The “superhead” of an academy school, who was praised by education secretary Michael Gove, drained more than £100,000 in consultancy fees that were “not legitimate”, a report has found.
Michael Wilkins, head of the Outwood Grange College academy in Wakefield, West Yorkshire, grabbed around £147,000 in consultancy fees over two years and was effectively “paid for travelling from home to work”.
Gove had praised Wilkins as a “great school leader”. But a shocking audit report by Wakefield council found that he drained more than £100,000 from the school.
The report, made public after a freedom of information request, found “a significant breakdown in appropriate standards of governance and accountability”.
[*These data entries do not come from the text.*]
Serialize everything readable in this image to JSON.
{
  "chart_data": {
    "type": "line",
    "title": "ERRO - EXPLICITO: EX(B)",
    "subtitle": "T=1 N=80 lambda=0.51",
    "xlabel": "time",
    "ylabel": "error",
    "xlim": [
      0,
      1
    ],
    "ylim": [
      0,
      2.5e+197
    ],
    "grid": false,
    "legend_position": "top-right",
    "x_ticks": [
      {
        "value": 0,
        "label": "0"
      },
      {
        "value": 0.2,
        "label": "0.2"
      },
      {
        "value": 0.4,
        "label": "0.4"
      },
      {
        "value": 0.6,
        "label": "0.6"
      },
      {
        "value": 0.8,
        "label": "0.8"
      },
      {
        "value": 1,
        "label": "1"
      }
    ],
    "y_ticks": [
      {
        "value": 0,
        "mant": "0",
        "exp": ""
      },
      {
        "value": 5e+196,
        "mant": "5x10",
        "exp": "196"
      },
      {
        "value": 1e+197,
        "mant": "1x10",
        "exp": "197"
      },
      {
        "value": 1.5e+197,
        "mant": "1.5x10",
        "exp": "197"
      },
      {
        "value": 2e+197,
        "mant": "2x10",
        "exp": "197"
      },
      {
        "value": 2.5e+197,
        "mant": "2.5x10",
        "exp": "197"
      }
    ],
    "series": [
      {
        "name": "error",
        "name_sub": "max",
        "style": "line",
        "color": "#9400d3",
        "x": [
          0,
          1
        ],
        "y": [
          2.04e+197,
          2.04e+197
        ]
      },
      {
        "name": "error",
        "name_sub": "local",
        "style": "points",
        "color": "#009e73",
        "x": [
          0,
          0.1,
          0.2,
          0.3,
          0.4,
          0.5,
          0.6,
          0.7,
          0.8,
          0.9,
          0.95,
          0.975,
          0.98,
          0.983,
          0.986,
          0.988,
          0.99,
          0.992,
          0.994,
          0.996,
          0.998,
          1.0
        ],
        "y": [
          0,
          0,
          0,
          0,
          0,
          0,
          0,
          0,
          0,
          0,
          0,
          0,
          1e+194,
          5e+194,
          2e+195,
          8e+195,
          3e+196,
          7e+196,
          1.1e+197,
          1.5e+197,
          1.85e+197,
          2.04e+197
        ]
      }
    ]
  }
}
Wilkins was paid £500 a day for work he undertook as part of the National Leaders of Education initiative—a body of “outstanding” headteachers.
The payments were made to a limited company, Challenge Leadership Ltd, which the audit report describes as “reportedly set up by Mr Wilkins for tax purposes”.
The extra money supplemented his regular earnings of £236,000 over the two-year period. Wilkins also got around £7,000 in mileage expenses, some of which was not legitimate, says the report.
Wakefield council’s solicitor advised in 2010 that Wilkins had been overpaid in fees by around £90,000 plus travel expenses. Wilkins denies this.
The school may also have kept money raised for charity.
Between 2004 and 2009 around £21,500 was held in the academy’s charity account. Some £18,700 was due to charities but only £3,600 was paid in this period.
Some funds appeared to go to the school’s general fund instead.